DOST says ‘fake news’ led Cory to ditch BNPP in 1986

By Edd K. Usman

Nothing but “fake news” prompted then President Corazon C. Aquino to abandon the Bataan Nuclear Power Plant (BNPP) in Morong, Bataan in 1986.

DOST-PNRI director Carlo A. Arcilla bats for nuclear power in the Philippines for its uses in medicine, food and agriculture, and freeing of Filipinos from prohibitive cost of electricity

DOST-PNRI director Carlo A. Arcilla 

Dr. Carlo A. Arcilla, a geologist and now director of PNRI, said advisers fed Mrs. Aquino with the wrong information that there was a nearby “volcano” and an “earthquake fault” underneath the BNPP.

Arcilla made the assertion during the opening of the 45th Atomic Energy Week (AEW) on Dec. 4 to 7 at the PNRI headquarters in Quezon City.

He said the first fake news on the BNPP was that it is near a volcano (Mount Natib in Orani, Bataan). The second fake news is that the plant is sitting on a land with an earthquake fault. “These two reasons are both fake news. That was really painful,” he said.

Arcilla said that Laguna de Bay is also a volcano with at least two craters, which erupted over 20,000 years ago, and is much younger than Mount Natib. “Are you afraid of Laguna de Bay? I’m sure you did not even know it’s a volcano,” the PNRI chief said.

Arcilla cited the study conducted by geologist and scientist Dr. Alfredo “Mahar” Lagmay, which found that no earthquake fault line directly runs through the land where the BNPP is located.

In 1975, the government of former dictator Ferdinand E. Marcos paid $2.3 billion to US firm Westinghouse to build the 620-megawatt BNPP in a 377-hectare government property in Bataan.

The BNPP was supposed to operate starting in late 1985, but the Edsa People Power Revolution toppled Marcos and catapulted Aquino to the presidency.

On April 30, 1986, Aquino ordered the abandonment of the BNPP, citing safety concerns after apparently consulting her advisers about the volcano and the earthquake fault line, and so-called irregularities in its construction.
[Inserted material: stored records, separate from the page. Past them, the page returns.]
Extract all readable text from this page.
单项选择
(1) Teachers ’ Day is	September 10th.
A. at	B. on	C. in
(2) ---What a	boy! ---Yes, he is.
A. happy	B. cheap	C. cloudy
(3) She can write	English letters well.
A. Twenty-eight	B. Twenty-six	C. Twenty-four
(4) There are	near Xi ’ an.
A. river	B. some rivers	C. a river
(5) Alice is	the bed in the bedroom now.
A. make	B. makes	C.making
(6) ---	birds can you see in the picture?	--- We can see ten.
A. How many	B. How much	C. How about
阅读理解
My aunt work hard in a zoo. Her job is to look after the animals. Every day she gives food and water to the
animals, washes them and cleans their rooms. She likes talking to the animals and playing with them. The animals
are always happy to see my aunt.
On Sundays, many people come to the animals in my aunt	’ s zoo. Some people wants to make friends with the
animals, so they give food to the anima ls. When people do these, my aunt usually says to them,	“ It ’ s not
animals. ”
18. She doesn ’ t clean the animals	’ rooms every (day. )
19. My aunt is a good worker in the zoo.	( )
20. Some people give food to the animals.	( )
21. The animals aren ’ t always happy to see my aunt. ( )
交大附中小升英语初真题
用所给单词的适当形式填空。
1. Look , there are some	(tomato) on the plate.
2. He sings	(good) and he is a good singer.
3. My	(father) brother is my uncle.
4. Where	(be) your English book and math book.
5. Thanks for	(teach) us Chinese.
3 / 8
Meanwhile, in 2007, the government was able to fully pay the BNPP builders in the amount of P64.7 billion (P43.4 billion for principal amortization and P21.2 billion as interest) without the plant producing a single watt of nuclear energy.

Aquino’s abandonment of the BNPP came just four days after the nuclear disaster at the Chernobyl Nuclear Power Plant in Ukraine, then part of the Union of Soviet Socialist Republic (USSR or Soviet Union).

Arcilla said the Chernobyl disaster occurred because it had no containment structure design, unlike most nuclear power plants in Western Europe.

In the most recent nuclear accident, the Fukushima Daiichi Nuclear Power Plant in Japan, Arcilla said the plant’s parts had not sustained damage even with the magnitude 9.0 earthquake that hit the country on March 11, 2011, saying it was the cooling system in the basement that was flooded by tsunami waters and damaged its electrical lines.

The Fukushima accident won’t happen with the BNPP, he assured, because the elevation of the latter is higher than the highest tsunami level.

On earthquakes, the PNRI director said the BNPP was built stronger than 0.4G shield and can cope with the crash of a 747 airplane.

What erupted in Fukushima was hydrogen, not nuclear, he said. Its cooling system failed because its electrical installations were water-damaged, he added.

He said because of what happened at Fukushima, power plants across the world have learned their lesson and have now put in place measures for stronger electrical power systems, even installing a second system outside the plants.

A former head of the University of the Philippines-National Institute of Geological Sciences (UP-NIGS), Arcilla said he will fight hard for nuclear energy in the country.

Nuclear power is not all about bombs, he said. It is used in medicine (diagnostic of cancer), extending food shelf life, increasing rice production without fertilizers through irradiation, and considerably slicing power costs for homes and industries through nuclear energy.

“Nuclear energy is not only a weapon for mass destruction, it is actually a very important tool for uplifting humanity,” said Arcilla. “For too long, our country has suffered under policies that are not guided by science. It is time to change that.”